Uma fase de singularidades
afasta-me de maiores horizontes.
O corpo desobserva
as mãos,
o coração afasta-se
das palavras,
a vida (vida?) estranha
as palavras.

Sinto sono
e o cansaço dos infelizes
arrasta-me para o poente
das metáforas.
Talvez seja apenas um surto,
um curto circuito,
qualquer coisa sem explicação
(como explicar o que parece não ter nome)

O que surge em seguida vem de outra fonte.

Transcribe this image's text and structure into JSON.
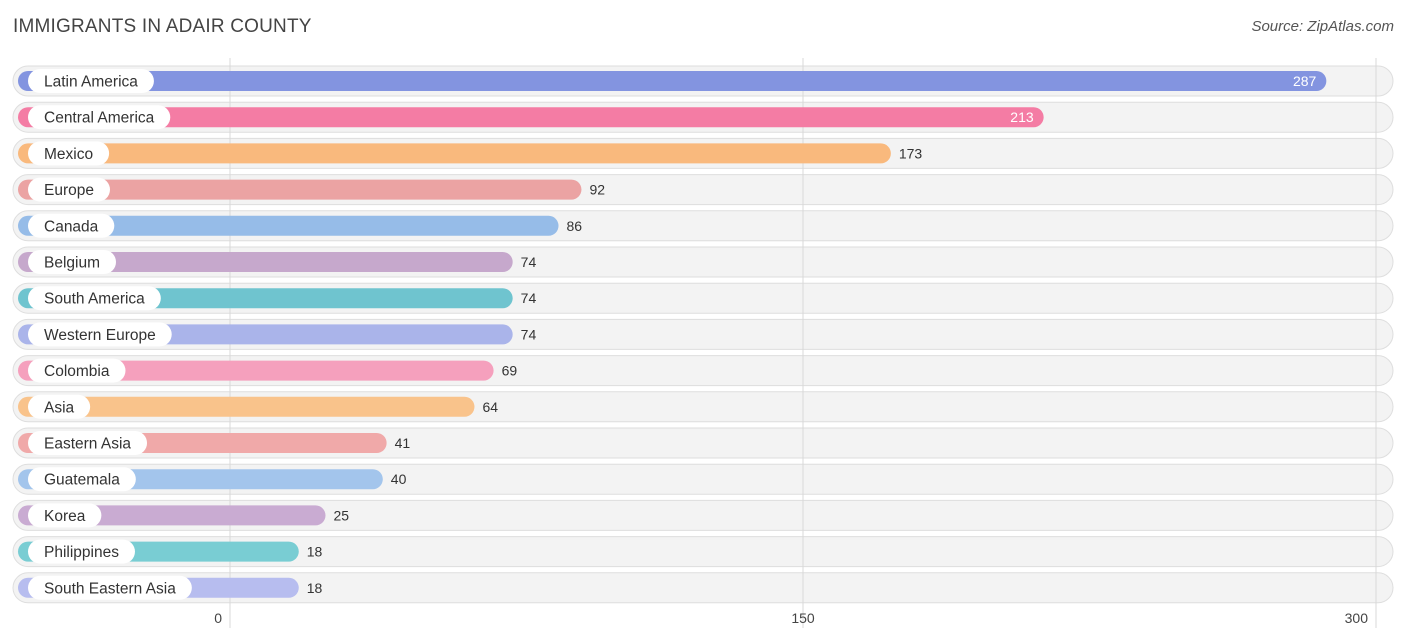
{
  "title": "IMMIGRANTS IN ADAIR COUNTY",
  "source": "Source: ZipAtlas.com",
  "chart_data": {
    "type": "bar",
    "orientation": "horizontal",
    "title": "IMMIGRANTS IN ADAIR COUNTY",
    "categories": [
      "Latin America",
      "Central America",
      "Mexico",
      "Europe",
      "Canada",
      "Belgium",
      "South America",
      "Western Europe",
      "Colombia",
      "Asia",
      "Eastern Asia",
      "Guatemala",
      "Korea",
      "Philippines",
      "South Eastern Asia"
    ],
    "values": [
      287,
      213,
      173,
      92,
      86,
      74,
      74,
      74,
      69,
      64,
      41,
      40,
      25,
      18,
      18
    ],
    "colors": [
      "#8394e0",
      "#f47ca4",
      "#f9b97d",
      "#eba3a3",
      "#96bce8",
      "#c6a8cc",
      "#6fc4cf",
      "#aab4ea",
      "#f5a0bd",
      "#f9c38b",
      "#f0a9a9",
      "#a3c5ec",
      "#c9abd2",
      "#79cdd3",
      "#b7bdef"
    ],
    "xlim": [
      0,
      300
    ],
    "xticks": [
      0,
      150,
      300
    ],
    "grid": true
  }
}
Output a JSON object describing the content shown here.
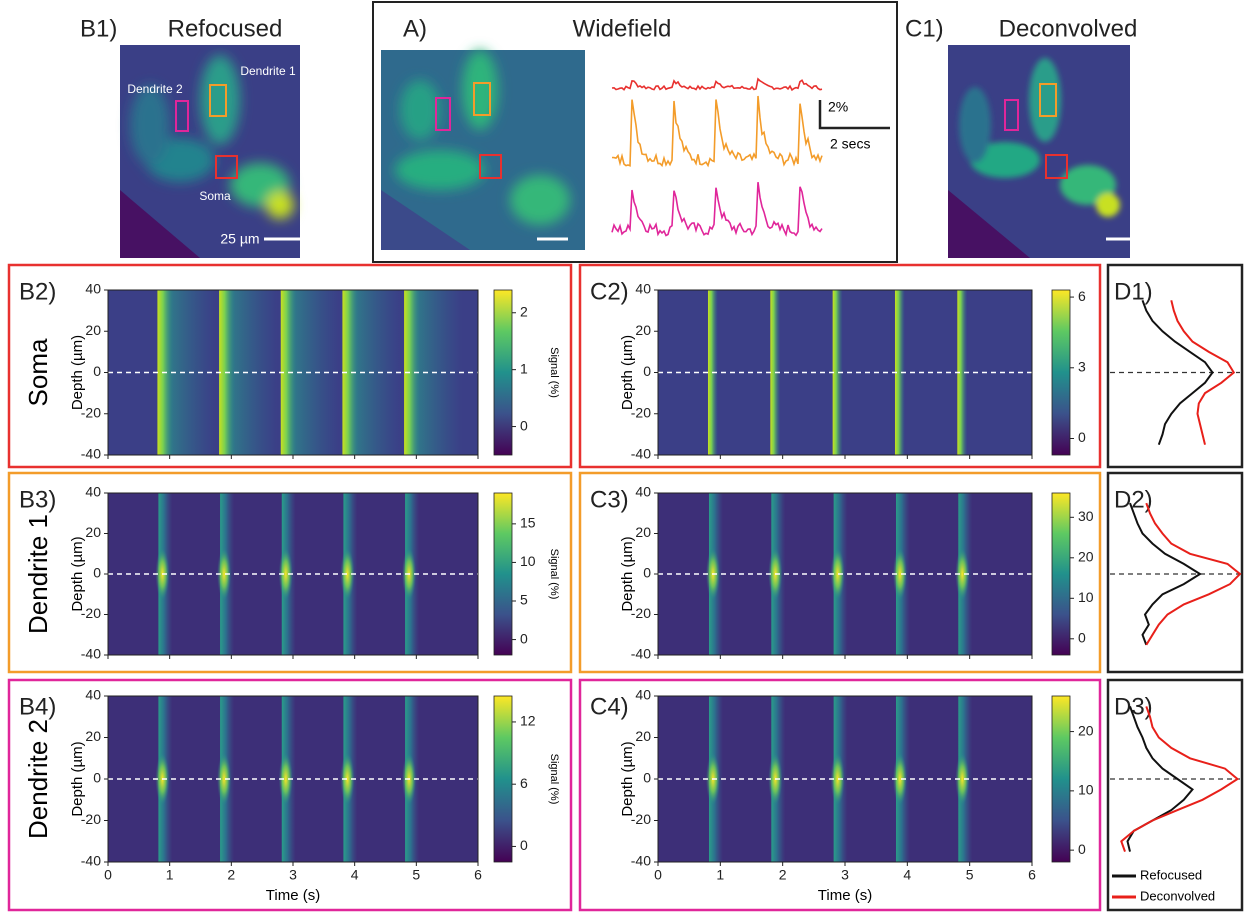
{
  "figure": {
    "b1": {
      "label": "B1)",
      "title": "Refocused",
      "annotations": [
        "Dendrite 1",
        "Dendrite 2",
        "Soma"
      ],
      "scale_bar": "25 µm"
    },
    "a": {
      "label": "A)",
      "title": "Widefield",
      "scale_y": "2%",
      "scale_x": "2 secs"
    },
    "c1": {
      "label": "C1)",
      "title": "Deconvolved"
    }
  },
  "chart_data": [
    {
      "type": "heatmap",
      "label": "B2)",
      "row_label": "Soma",
      "ylabel": "Depth (µm)",
      "ylim": [
        -40,
        40
      ],
      "yticks": [
        40,
        20,
        0,
        -20,
        -40
      ],
      "xlim": [
        0,
        6
      ],
      "xticks": [
        0,
        1,
        2,
        3,
        4,
        5,
        6
      ],
      "events": [
        0.85,
        1.85,
        2.85,
        3.85,
        4.85
      ],
      "clim": [
        -0.5,
        2.4
      ],
      "cticks": [
        0,
        1,
        2
      ],
      "clabel": "Signal (%)",
      "border": "#e8312f"
    },
    {
      "type": "heatmap",
      "label": "C2)",
      "ylabel": "Depth (µm)",
      "ylim": [
        -40,
        40
      ],
      "yticks": [
        40,
        20,
        0,
        -20,
        -40
      ],
      "xlim": [
        0,
        6
      ],
      "xticks": [
        0,
        1,
        2,
        3,
        4,
        5,
        6
      ],
      "events": [
        0.85,
        1.85,
        2.85,
        3.85,
        4.85
      ],
      "clim": [
        -0.7,
        6.3
      ],
      "cticks": [
        0,
        3,
        6
      ],
      "border": "#e8312f"
    },
    {
      "type": "profile",
      "label": "D1)",
      "ylim": [
        -40,
        40
      ],
      "xlim": [
        0,
        1
      ],
      "y": [
        -35,
        -30,
        -25,
        -20,
        -15,
        -10,
        -5,
        0,
        5,
        10,
        15,
        20,
        25,
        30,
        35
      ],
      "series": [
        {
          "name": "Refocused",
          "color": "#111111",
          "values": [
            0.35,
            0.38,
            0.4,
            0.45,
            0.52,
            0.62,
            0.72,
            0.78,
            0.72,
            0.6,
            0.48,
            0.38,
            0.3,
            0.25,
            0.22
          ]
        },
        {
          "name": "Deconvolved",
          "color": "#e8201a",
          "values": [
            0.72,
            0.7,
            0.68,
            0.66,
            0.67,
            0.72,
            0.85,
            0.95,
            0.9,
            0.75,
            0.62,
            0.55,
            0.5,
            0.47,
            0.45
          ]
        }
      ]
    },
    {
      "type": "heatmap",
      "label": "B3)",
      "row_label": "Dendrite 1",
      "ylabel": "Depth (µm)",
      "ylim": [
        -40,
        40
      ],
      "yticks": [
        40,
        20,
        0,
        -20,
        -40
      ],
      "xlim": [
        0,
        6
      ],
      "xticks": [
        0,
        1,
        2,
        3,
        4,
        5,
        6
      ],
      "events": [
        0.85,
        1.85,
        2.85,
        3.85,
        4.85
      ],
      "clim": [
        -2,
        19
      ],
      "cticks": [
        0,
        5,
        10,
        15
      ],
      "clabel": "Signal (%)",
      "border": "#f39c2a"
    },
    {
      "type": "heatmap",
      "label": "C3)",
      "ylabel": "Depth (µm)",
      "ylim": [
        -40,
        40
      ],
      "yticks": [
        40,
        20,
        0,
        -20,
        -40
      ],
      "xlim": [
        0,
        6
      ],
      "xticks": [
        0,
        1,
        2,
        3,
        4,
        5,
        6
      ],
      "events": [
        0.85,
        1.85,
        2.85,
        3.85,
        4.85
      ],
      "clim": [
        -4,
        36
      ],
      "cticks": [
        0,
        10,
        20,
        30
      ],
      "border": "#f39c2a"
    },
    {
      "type": "profile",
      "label": "D2)",
      "ylim": [
        -40,
        40
      ],
      "xlim": [
        0,
        1
      ],
      "y": [
        -35,
        -30,
        -25,
        -20,
        -15,
        -10,
        -5,
        0,
        5,
        10,
        15,
        20,
        25,
        30,
        35
      ],
      "series": [
        {
          "name": "Refocused",
          "color": "#111111",
          "values": [
            0.25,
            0.22,
            0.27,
            0.24,
            0.3,
            0.38,
            0.55,
            0.68,
            0.55,
            0.4,
            0.3,
            0.22,
            0.18,
            0.15,
            0.12
          ]
        },
        {
          "name": "Deconvolved",
          "color": "#e8201a",
          "values": [
            0.25,
            0.3,
            0.35,
            0.42,
            0.55,
            0.75,
            0.92,
            1.0,
            0.9,
            0.6,
            0.45,
            0.38,
            0.32,
            0.28,
            0.25
          ]
        }
      ]
    },
    {
      "type": "heatmap",
      "label": "B4)",
      "row_label": "Dendrite 2",
      "ylabel": "Depth (µm)",
      "xlabel": "Time (s)",
      "ylim": [
        -40,
        40
      ],
      "yticks": [
        40,
        20,
        0,
        -20,
        -40
      ],
      "xlim": [
        0,
        6
      ],
      "xticks": [
        0,
        1,
        2,
        3,
        4,
        5,
        6
      ],
      "events": [
        0.85,
        1.85,
        2.85,
        3.85,
        4.85
      ],
      "clim": [
        -1.5,
        14.5
      ],
      "cticks": [
        0,
        6,
        12
      ],
      "clabel": "Signal (%)",
      "border": "#e0269a"
    },
    {
      "type": "heatmap",
      "label": "C4)",
      "ylabel": "Depth (µm)",
      "xlabel": "Time (s)",
      "ylim": [
        -40,
        40
      ],
      "yticks": [
        40,
        20,
        0,
        -20,
        -40
      ],
      "xlim": [
        0,
        6
      ],
      "xticks": [
        0,
        1,
        2,
        3,
        4,
        5,
        6
      ],
      "events": [
        0.85,
        1.85,
        2.85,
        3.85,
        4.85
      ],
      "clim": [
        -2,
        26
      ],
      "cticks": [
        0,
        10,
        20
      ],
      "border": "#e0269a"
    },
    {
      "type": "profile",
      "label": "D3)",
      "ylim": [
        -40,
        40
      ],
      "xlim": [
        0,
        1
      ],
      "y": [
        -35,
        -30,
        -25,
        -20,
        -15,
        -10,
        -5,
        0,
        5,
        10,
        15,
        20,
        25,
        30,
        35
      ],
      "legend": true,
      "series": [
        {
          "name": "Refocused",
          "color": "#111111",
          "values": [
            0.12,
            0.1,
            0.15,
            0.3,
            0.45,
            0.55,
            0.62,
            0.5,
            0.38,
            0.3,
            0.25,
            0.22,
            0.18,
            0.15,
            0.12
          ]
        },
        {
          "name": "Deconvolved",
          "color": "#e8201a",
          "values": [
            0.08,
            0.05,
            0.15,
            0.3,
            0.5,
            0.7,
            0.85,
            0.98,
            0.88,
            0.6,
            0.45,
            0.35,
            0.3,
            0.28,
            0.25
          ]
        }
      ]
    }
  ]
}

Sou um sujeito inexistente:
chove dor em mim.
Ou talvez indeterminado:
precisa-se de outra pessoa neste corpo.

E enquanto sou o meu próprio objeto,
perco a sintaxe, os predicados,
os dias folgados,
as coisas que deixam os Deuses
perto de mim.



Karla Bardanza


Caros leitores/as,


Não sei se a poesia me abandonou. Sinto apenas que estou orfã de mim mesma e neste exato momento, sou minha própria vítima. Não sei se poderia chamar isto de crise existencial ou falta de inspiração. Parece apenas que o coração parou de bater e que a vida saiu de mim para passear ai fora. Li uma frase de Charles Bukowski que me entende:
                         
"Há qualquer coisa dentro de mim que me magoa"

Um dia isso passa e serei passarinho outra vez como Mário Quintana. Obrigada.